Second, prosecutors and agents may be thinking that including the provision in the warrant will encourage people not to resist giving their thumbprints. Agents won't want to force people to put their thumbs on the phones; they would rather those present do so without force. With a warrant in hand saying that a judge has ordered it already, people are probably more likely to submit. But if that's the concern, I think the same objective could be met with an appellate court ruling saying that the thumbprints are permitted as a matter of Fourth Amendment law. Agents could show people a summary of the law on the issue, printed up on government letterhead, and I think that would have equivalent persuasive force. And of course that assumes that the courts would issue such a blanket ruling. Whether that is true would have to be litigated first, obviously.
I interpret the judge's Fourth Amendment analysis to be at least somewhat in sync with the argument I have made here. On that basis I think the judge was correct to reject the provision, although I would have expressed the Fourth Amendment argument somewhat differently.
II. My Analysis—the Fifth Amendment Issues
On to the Fifth Amendment issues. I wrote a long blog post last year on why I think compelling fingerprints to unlock phones can but usually won't raise Fifth Amendment issues: "The Fifth Amendment and Touch ID." That post largely explains why I disagree with much of the magistrate judge's Fifth Amendment analysis. The judge seems to think that using a person's body to reveal really private information somehow makes it testimonial; it is using the body to produce evidence, after all. But the Fifth Amendment is solely concerned with compelling use of the mind, not compelling use of the body.

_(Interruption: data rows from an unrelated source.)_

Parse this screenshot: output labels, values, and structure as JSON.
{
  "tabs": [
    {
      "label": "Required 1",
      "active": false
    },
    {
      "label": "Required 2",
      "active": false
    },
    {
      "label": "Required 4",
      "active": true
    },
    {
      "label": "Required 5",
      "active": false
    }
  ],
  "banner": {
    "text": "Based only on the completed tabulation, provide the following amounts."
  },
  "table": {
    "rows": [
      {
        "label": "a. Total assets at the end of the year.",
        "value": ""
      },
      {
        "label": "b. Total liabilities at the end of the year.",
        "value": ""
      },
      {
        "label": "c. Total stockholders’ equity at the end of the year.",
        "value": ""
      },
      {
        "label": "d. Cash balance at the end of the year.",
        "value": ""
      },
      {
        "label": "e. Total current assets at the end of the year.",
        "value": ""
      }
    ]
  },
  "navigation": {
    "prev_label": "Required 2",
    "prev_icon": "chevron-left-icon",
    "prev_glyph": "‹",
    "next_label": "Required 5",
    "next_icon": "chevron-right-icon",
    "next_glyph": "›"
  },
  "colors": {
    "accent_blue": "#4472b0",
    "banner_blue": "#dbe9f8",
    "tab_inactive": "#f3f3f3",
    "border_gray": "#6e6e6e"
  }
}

There are ways that compelling someone to place fingers on biometric readers can require use of the mind, as I argued back in October. Imagine the police walk up to a person present at the scene and say this: "Here are 10 phones, and you have to pick out your phone and unlock it with Touch ID." Complying will be testimonial as to which phone belongs to that person and will amount to testimony that they know which part of their body unlocks it. On the other hand, if the police walk up to a suspect and say, "place your right thumb on this phone," complying won't amount to testimony about anything.

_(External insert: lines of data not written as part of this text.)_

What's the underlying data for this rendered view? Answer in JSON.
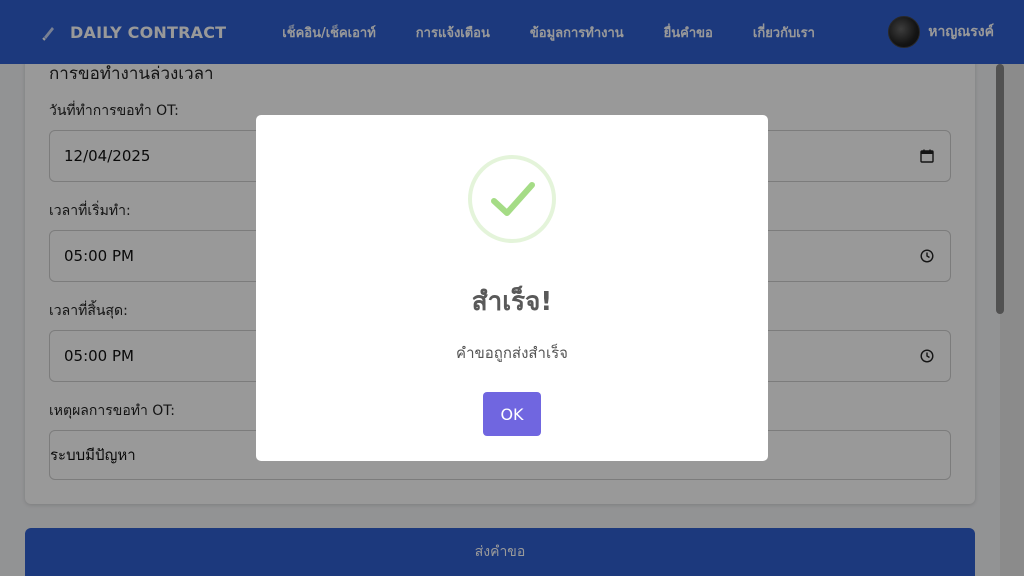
{
  "navbar": {
    "brand": "DAILY CONTRACT",
    "links": [
      "เช็คอิน/เช็คเอาท์",
      "การแจ้งเตือน",
      "ข้อมูลการทำงาน",
      "ยื่นคำขอ",
      "เกี่ยวกับเรา"
    ],
    "user_name": "หาญณรงค์"
  },
  "form": {
    "title": "การขอทำงานล่วงเวลา",
    "date_label": "วันที่ทำการขอทำ OT:",
    "date_value": "12/04/2025",
    "start_label": "เวลาที่เริ่มทำ:",
    "start_value": "05:00 PM",
    "end_label": "เวลาที่สิ้นสุด:",
    "end_value": "05:00 PM",
    "reason_label": "เหตุผลการขอทำ OT:",
    "reason_value": "ระบบมีปัญหา",
    "submit_label": "ส่งคำขอ"
  },
  "modal": {
    "title": "สำเร็จ!",
    "message": "คำขอถูกส่งสำเร็จ",
    "ok_label": "OK"
  }
}
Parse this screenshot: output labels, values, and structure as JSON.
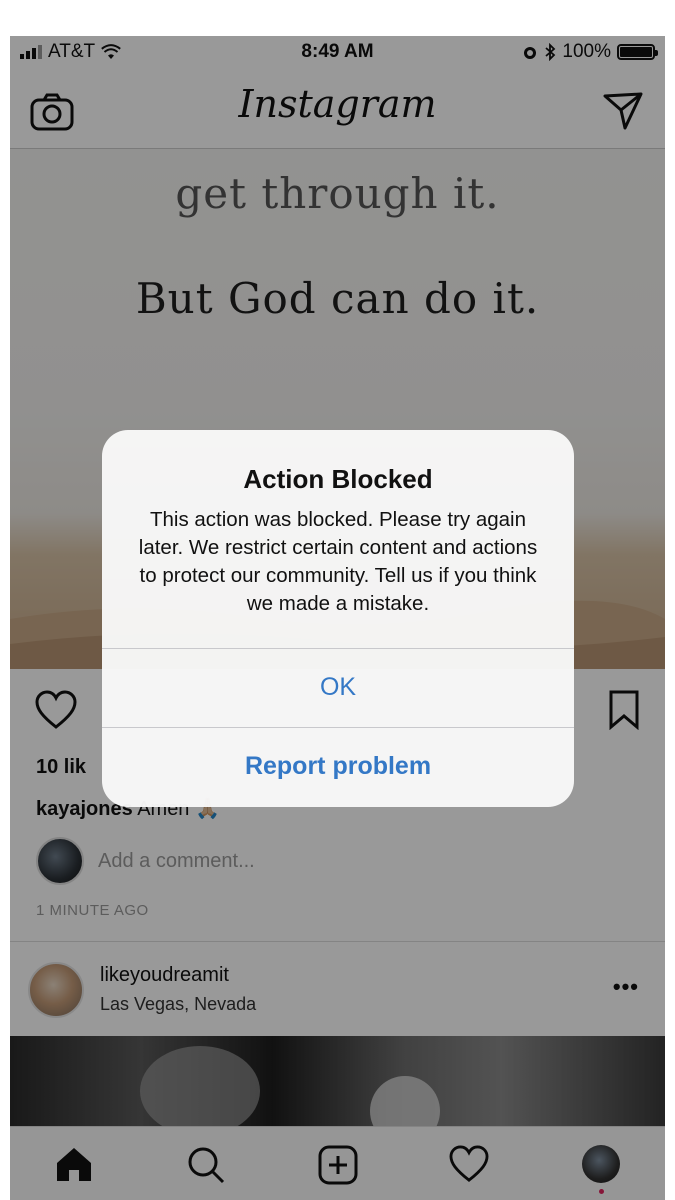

The fact that iPhones didn't exist in 1967 is irrelevant, as is the fact that the police are ultimately able to get lots of personal information by unlocking a phone. Those are relevant to the Fourth Amendment analysis, as the Riley case shows. But they're not relevant to the Fifth Amendment standard.

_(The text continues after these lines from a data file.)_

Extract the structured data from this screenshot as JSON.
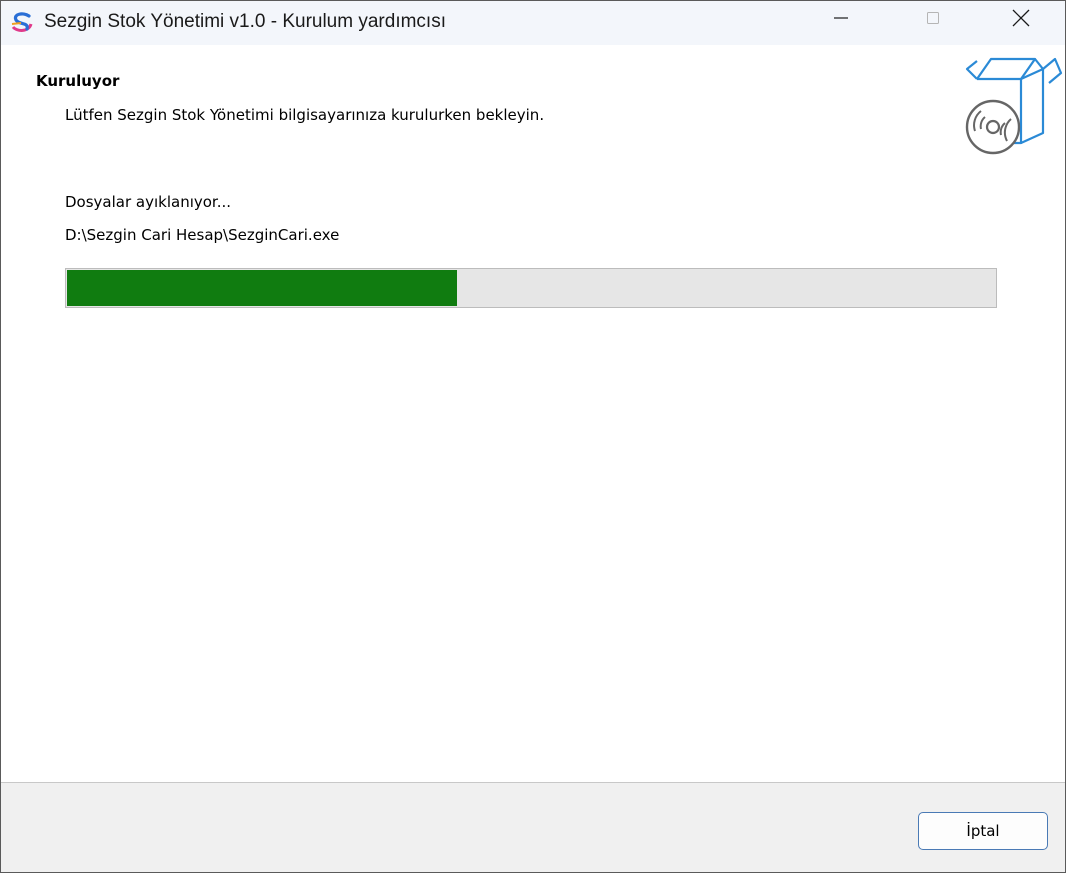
{
  "window": {
    "title": "Sezgin Stok Yönetimi v1.0 - Kurulum yardımcısı",
    "app_icon": "app-logo-icon"
  },
  "caption_buttons": {
    "minimize_icon": "minimize-icon",
    "maximize_icon": "maximize-icon",
    "close_icon": "close-icon"
  },
  "header": {
    "title": "Kuruluyor",
    "subtitle": "Lütfen Sezgin Stok Yönetimi bilgisayarınıza kurulurken bekleyin.",
    "icon": "setup-box-disc-icon"
  },
  "status": {
    "text": "Dosyalar ayıklanıyor...",
    "current_file": "D:\\Sezgin Cari Hesap\\SezginCari.exe"
  },
  "progress": {
    "percent": 42,
    "fill_color": "#107c10",
    "track_color": "#e6e6e6"
  },
  "footer": {
    "cancel_label": "İptal"
  }
}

I'll conclude with a procedural point. I'm skeptical that possible Fifth Amendment issues that might arise in the execution of the warrant are properly before the court. For the Fifth Amendment to apply, the person must first expressly invoke the privilege. Given that people may or may not invoke their Fifth Amendment rights, I'm skeptical that there is a ripe dispute now that can allow a court to adjudicate the Fifth Amendment issue. This concern would be solved by removing the provision from the warrant, as I think the Fourth Amendment requires.